Futhark can compile high-level functional code to very fast OpenCL, but Futhark is meant to be embedded in larger programs. So it provides a host library in C and Python that set up the GPU, transfer the memory, and run the code. It turns out the the Python backend based on PyOpenCL is quite a bit slower at this than the C backend.
I wondered why the Python backend did not use the C one via FFI, and Troels mentioned that someone had done this for a specific program and saw modest performance gains. However, this does require a working compiler and OpenCL installation, rather than just a
pip install PyOpenCL, so he argued that PyOpenCL is the easiest solution for the average data scientist.
I figured I might be able to write a generic wrapper for the generated C code by feeding the generated header directly to CFFI. That worked on the first try, so that was nice. The hard part was writing a generic, yet efficient and Pythonic wrapper around the CFFI module.
The first proof of concept required quite a few fragile hacks (pattern matching on function names and relying on the type and number of arguments to infer other things) But it worked! My DCT ran over twice as fast. Then, Troels, helpful as always, modified the generated code to reduce the number of required hacks. He then proceeded to port some of the demos and benchmarks, request some features, and contribute Python 2 support.
futhark-pycffi now supports all Futhark types on both Python 2 and 3, resulting in speedups of anywhere between 20% and 100% compared to the PyOpenCL backend.
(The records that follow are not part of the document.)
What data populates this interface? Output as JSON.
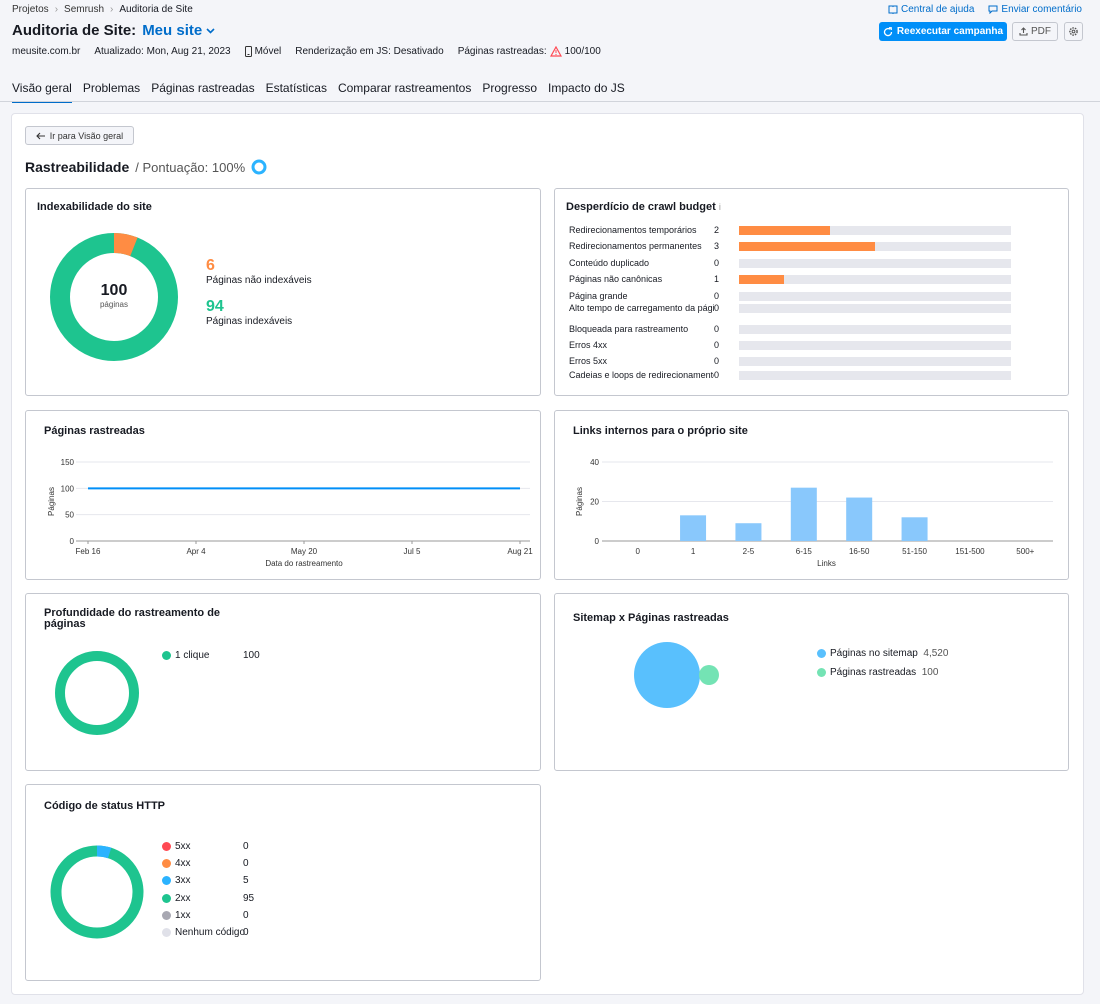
{
  "breadcrumb": [
    "Projetos",
    "Semrush",
    "Auditoria de Site"
  ],
  "top_links": {
    "help": "Central de ajuda",
    "feedback": "Enviar comentário"
  },
  "title": "Auditoria de Site:",
  "site_name": "Meu site",
  "meta": {
    "domain": "meusite.com.br",
    "updated": "Atualizado: Mon, Aug 21, 2023",
    "device": "Móvel",
    "js": "Renderização em JS: Desativado",
    "crawled_label": "Páginas rastreadas:",
    "crawled_value": "100/100"
  },
  "buttons": {
    "rerun": "Reexecutar campanha",
    "pdf": "PDF"
  },
  "tabs": [
    "Visão geral",
    "Problemas",
    "Páginas rastreadas",
    "Estatísticas",
    "Comparar rastreamentos",
    "Progresso",
    "Impacto do JS"
  ],
  "back": "Ir para Visão geral",
  "section": {
    "title": "Rastreabilidade",
    "score": "/ Pontuação: 100%"
  },
  "indexability": {
    "title": "Indexabilidade do site",
    "total": "100",
    "total_label": "páginas",
    "non_index_value": "6",
    "non_index_label": "Páginas não indexáveis",
    "index_value": "94",
    "index_label": "Páginas indexáveis",
    "colors": {
      "non": "#ff8c43",
      "idx": "#1ec48f"
    }
  },
  "crawl_budget": {
    "title": "Desperdício de crawl budget",
    "info": "i",
    "max": 6,
    "rows": [
      {
        "label": "Redirecionamentos temporários",
        "value": 2
      },
      {
        "label": "Redirecionamentos permanentes",
        "value": 3
      },
      {
        "label": "Conteúdo duplicado",
        "value": 0
      },
      {
        "label": "Páginas não canônicas",
        "value": 1
      },
      {
        "label": "Página grande",
        "value": 0
      },
      {
        "label": "Alto tempo de carregamento da página",
        "value": 0
      },
      {
        "label": "Bloqueada para rastreamento",
        "value": 0
      },
      {
        "label": "Erros 4xx",
        "value": 0
      },
      {
        "label": "Erros 5xx",
        "value": 0
      },
      {
        "label": "Cadeias e loops de redirecionamento",
        "value": 0
      }
    ]
  },
  "crawled_pages": {
    "title": "Páginas rastreadas",
    "chart_data": {
      "type": "line",
      "x": [
        "Feb 16",
        "Apr 4",
        "May 20",
        "Jul 5",
        "Aug 21"
      ],
      "series": [
        {
          "values": [
            100,
            100,
            100,
            100,
            100
          ]
        }
      ],
      "yticks": [
        0,
        50,
        100,
        150
      ],
      "ylim": [
        0,
        150
      ],
      "ylabel": "Páginas",
      "xlabel": "Data do rastreamento",
      "color": "#008ff8"
    }
  },
  "internal_links": {
    "title": "Links internos para o próprio site",
    "chart_data": {
      "type": "bar",
      "categories": [
        "0",
        "1",
        "2-5",
        "6-15",
        "16-50",
        "51-150",
        "151-500",
        "500+"
      ],
      "values": [
        0,
        13,
        9,
        27,
        22,
        12,
        0,
        0
      ],
      "yticks": [
        0,
        20,
        40
      ],
      "ylim": [
        0,
        40
      ],
      "ylabel": "Páginas",
      "xlabel": "Links",
      "color": "#89c8fc"
    }
  },
  "depth": {
    "title": "Profundidade do rastreamento de páginas",
    "items": [
      {
        "label": "1 clique",
        "value": "100",
        "color": "#1ec48f"
      }
    ]
  },
  "sitemap": {
    "title": "Sitemap x Páginas rastreadas",
    "items": [
      {
        "label": "Páginas no sitemap",
        "value": "4,520",
        "color": "#59c0fd"
      },
      {
        "label": "Páginas rastreadas",
        "value": "100",
        "color": "#74e3b4"
      }
    ]
  },
  "http": {
    "title": "Código de status HTTP",
    "items": [
      {
        "label": "5xx",
        "value": "0",
        "color": "#ff4953"
      },
      {
        "label": "4xx",
        "value": "0",
        "color": "#ff8c43"
      },
      {
        "label": "3xx",
        "value": "5",
        "color": "#2bb3ff"
      },
      {
        "label": "2xx",
        "value": "95",
        "color": "#1ec48f"
      },
      {
        "label": "1xx",
        "value": "0",
        "color": "#a8a8b2"
      },
      {
        "label": "Nenhum código",
        "value": "0",
        "color": "#e0e1e9"
      }
    ]
  }
}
Programs that make many short calls benefit a lot, while programs that call large, long-running code benefit very little. The OpenCL code that runs is the same, only the calling overhead is reduced.
One interesting change suggested by Troels is to not automatically convert Futhark to Python types. For my use case I just wanted to take a Numpy array, pass it to Futhark, and get a Numpy array back. But for a lot of other programs, the Futhark types are passed between functions unchanged, so not copying them between the GPU and CPU saves a lot of time. There is even a compatibility shim that lets you use futhark-ffi with existing PyOpenCL code by merely changing the imports. An example of this can be seen here.
After installing Futhark, you can simply get my library with
pip. (working OpenCL required):
pip install futhark-ffi
Usage is as follows. First generate a C library, and build a Python binding for it:
futhark-opencl --library test.fut
From there you can import both the CFFI-generated module and the library to run your Futhark code even faster!
import numpy as np
from futhark_ffi import Futhark
test = Futhark(_test)
res = test.test3(np.arange(10))